Master splits the workflow DAG and dispatches tasks to Worker.
Worker picks the appropriate task executor and operation. E.g., for k8s Pod YAML, Worker picks YAML Task Executor, and then picks Pod Operation.
Worker reports status to Master.
User reviews k8s YAML task log in the Task Instance Window.

2.2 Frontend Design

The frontend adds support for user-customized k8s YAML tasks while remaining compatible with the original k8s low-code jobs.

Figure 2-2(1). Design Overview

The Web UI layouts

When the user switches on the Custom Template, the Low-code k8s Job fields should hide and YAML editor should appear (or vice versa), similar to the JSON Custom Template in the DataX plugin.

This feature, as shown in Figure 2-2(1), is implemented using the Vue component span, which is controlled by reactive variables (such as yamlEditorSpan) in the file dolphinscheduler-ui/src/views/projects/task/components/node/fields/use-k8s.ts.
The Request body

When the user switches to Custom Template mode, the request body should include only YAML-related fields (customConfig and yamlContent), and all previously hidden fields should not be sent.

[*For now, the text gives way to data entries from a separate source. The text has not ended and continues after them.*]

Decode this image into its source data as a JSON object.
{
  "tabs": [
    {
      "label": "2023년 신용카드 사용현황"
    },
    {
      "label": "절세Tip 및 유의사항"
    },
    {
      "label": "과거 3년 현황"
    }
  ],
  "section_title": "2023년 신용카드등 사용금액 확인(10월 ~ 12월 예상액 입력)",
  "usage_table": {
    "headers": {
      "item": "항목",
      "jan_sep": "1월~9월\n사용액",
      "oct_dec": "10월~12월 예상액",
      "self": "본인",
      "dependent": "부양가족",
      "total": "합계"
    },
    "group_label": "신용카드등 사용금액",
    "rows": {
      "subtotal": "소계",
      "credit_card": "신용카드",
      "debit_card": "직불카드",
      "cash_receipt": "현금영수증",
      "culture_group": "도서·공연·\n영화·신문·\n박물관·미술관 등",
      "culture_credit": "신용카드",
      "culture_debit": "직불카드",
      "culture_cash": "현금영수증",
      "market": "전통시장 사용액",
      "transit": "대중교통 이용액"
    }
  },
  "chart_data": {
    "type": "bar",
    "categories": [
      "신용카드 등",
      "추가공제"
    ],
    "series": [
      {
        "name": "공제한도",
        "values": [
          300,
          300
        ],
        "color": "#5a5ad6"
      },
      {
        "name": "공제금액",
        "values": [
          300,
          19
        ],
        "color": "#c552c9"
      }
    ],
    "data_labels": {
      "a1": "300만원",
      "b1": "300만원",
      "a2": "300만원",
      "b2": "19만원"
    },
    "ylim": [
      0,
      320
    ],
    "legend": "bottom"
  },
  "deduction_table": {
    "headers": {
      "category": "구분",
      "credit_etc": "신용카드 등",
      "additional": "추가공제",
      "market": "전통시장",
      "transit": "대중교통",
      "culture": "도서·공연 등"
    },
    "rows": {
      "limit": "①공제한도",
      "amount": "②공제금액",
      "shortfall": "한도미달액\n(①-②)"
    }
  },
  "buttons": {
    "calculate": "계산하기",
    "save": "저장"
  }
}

This feature is implemented using the taskParams in the file dolphinscheduler-ui/src/views/projects/task/components/node/format-data.ts
i18n/locales

Apache DolphinScheduler is an international software and should support multiple languages.

The text on the Web UI are retrieved from variables defined in the file dolphinscheduler-ui/src/locales/{en_US, zh_CN}/project.ts. And for user-customized k8s YAML tasks, there are three key variables to consider:
- k8s_custom_template: the label for the switch to enable user-customized k8s YAML tasks.
- k8s_yaml_template: the label for the text editor used to input user YAML.
- k8s_yaml_empty_tips: the warning message displayed when a user tries to submit empty YAML
This feature is implemented by invoking t('project.node.${variable_name}') (such as t('project.node.k8s_yaml_template')) in the file dolphinscheduler-ui/src/views/projects/task/components/node/fields/use-k8s.ts.

2.3 Backend Design

The backend design describes the process of how the worker executes user-customized k8s YAML tasks. As shown in Figure 2-3(1), we can see how user-customized k8s YAML Pod tasks are related to the original k8s low-code jobs.

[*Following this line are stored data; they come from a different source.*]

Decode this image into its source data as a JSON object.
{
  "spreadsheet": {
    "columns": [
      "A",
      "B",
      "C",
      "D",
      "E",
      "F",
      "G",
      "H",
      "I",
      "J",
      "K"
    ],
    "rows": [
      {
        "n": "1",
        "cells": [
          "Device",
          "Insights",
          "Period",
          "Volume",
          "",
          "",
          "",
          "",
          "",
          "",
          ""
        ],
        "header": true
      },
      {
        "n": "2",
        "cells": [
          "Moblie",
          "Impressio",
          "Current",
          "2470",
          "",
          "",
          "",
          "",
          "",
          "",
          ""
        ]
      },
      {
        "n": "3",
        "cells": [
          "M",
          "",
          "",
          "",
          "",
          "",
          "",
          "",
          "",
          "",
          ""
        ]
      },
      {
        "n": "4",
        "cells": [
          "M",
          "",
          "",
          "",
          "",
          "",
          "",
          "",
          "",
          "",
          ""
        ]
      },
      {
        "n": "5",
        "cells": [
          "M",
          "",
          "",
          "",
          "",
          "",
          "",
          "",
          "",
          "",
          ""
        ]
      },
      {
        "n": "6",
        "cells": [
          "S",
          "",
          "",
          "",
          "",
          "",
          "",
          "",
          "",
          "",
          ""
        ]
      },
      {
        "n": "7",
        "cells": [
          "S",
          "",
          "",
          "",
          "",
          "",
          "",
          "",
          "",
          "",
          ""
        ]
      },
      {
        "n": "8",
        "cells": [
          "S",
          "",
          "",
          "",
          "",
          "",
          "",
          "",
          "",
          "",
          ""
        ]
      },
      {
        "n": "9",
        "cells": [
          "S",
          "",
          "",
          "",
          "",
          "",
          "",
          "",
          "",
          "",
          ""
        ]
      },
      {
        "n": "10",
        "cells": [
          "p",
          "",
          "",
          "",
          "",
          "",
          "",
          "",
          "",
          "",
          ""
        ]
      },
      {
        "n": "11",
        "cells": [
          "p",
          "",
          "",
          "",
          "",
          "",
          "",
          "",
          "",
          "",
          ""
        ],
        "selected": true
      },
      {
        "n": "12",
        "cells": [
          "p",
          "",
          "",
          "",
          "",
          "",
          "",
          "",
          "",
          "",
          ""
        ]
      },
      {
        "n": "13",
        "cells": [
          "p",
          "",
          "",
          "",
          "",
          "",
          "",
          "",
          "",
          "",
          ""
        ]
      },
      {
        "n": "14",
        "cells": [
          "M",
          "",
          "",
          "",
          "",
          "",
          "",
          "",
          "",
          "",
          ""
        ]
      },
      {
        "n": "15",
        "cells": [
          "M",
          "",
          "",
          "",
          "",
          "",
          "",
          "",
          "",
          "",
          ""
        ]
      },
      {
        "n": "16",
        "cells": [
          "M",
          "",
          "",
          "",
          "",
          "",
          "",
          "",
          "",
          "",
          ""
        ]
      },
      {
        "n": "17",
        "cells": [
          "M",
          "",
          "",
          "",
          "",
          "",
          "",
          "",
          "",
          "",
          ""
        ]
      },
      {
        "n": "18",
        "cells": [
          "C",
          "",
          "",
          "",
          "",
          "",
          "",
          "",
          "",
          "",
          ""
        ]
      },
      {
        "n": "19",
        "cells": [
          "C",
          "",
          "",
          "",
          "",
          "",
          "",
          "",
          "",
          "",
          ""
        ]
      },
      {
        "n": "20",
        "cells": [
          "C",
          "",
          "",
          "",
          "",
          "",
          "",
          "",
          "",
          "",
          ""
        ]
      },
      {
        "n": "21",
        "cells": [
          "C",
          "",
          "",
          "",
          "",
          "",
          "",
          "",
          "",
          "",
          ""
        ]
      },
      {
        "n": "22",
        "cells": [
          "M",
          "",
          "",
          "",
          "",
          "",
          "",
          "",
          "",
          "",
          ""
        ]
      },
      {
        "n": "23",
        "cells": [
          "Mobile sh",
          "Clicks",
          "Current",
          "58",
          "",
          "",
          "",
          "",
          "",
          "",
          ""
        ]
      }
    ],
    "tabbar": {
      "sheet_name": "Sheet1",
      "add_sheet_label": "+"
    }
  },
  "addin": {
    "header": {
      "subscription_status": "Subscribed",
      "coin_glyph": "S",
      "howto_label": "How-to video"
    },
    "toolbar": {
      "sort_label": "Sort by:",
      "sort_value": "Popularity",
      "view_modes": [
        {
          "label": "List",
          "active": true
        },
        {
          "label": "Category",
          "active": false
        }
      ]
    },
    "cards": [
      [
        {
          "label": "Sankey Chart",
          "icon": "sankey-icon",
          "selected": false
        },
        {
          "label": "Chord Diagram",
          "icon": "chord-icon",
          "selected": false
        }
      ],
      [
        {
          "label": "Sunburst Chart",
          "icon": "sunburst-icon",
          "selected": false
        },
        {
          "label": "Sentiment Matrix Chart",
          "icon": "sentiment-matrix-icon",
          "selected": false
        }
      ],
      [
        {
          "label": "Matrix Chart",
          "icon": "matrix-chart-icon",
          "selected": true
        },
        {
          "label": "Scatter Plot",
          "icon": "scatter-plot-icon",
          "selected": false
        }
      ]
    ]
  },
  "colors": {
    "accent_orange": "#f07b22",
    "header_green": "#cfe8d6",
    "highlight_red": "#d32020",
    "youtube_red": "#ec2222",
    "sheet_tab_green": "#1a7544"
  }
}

Figure 2-3(1). Backend Design Overview

After the worker checks the parameters, K8sYamlTaskExecutor is loaded for the current user-customized k8s YAML Pod task. Once the YAML is parsed into HasMetadata, its kind field is used to assign abstractK8sOperation as K8sPodOperation for executing the YAML Pod task.

K8s Task Executors

Figure 2-3(2). K8s Task Executors

Three k8s task executor are involved, as shown in Figure 2-3(2):
- AbstractK8sTaskExecutor is an abstract class that represents a k8s task executor.
- K8sTaskExecutor is a concrete class that extends AbstractK8sTaskExecutor to represent a low-code executor
- K8sYamlTaskExecutor is a concrete class that extends AbstractK8sTaskExecutor to represent a user-customized k8s YAML task executor.
K8s Operation handler

Figure 2-3(3). K8s Operation Handlers

Two operation handlers are involved, as shown in Figure 2-3(3):
- AbstractK8sOperation is an interface representing all k8s resource operations.
- K8sPodOperation is a concrete class that implements AbstractK8sOperation to handle Pod operations

2.4 Usecase Design

A typical use case for a k8s YAML task includes uploading YAML, online workflows, and starting workflows, similar to k8s low-code jobs, unless users switch to the Custom Template option to fill in YAML.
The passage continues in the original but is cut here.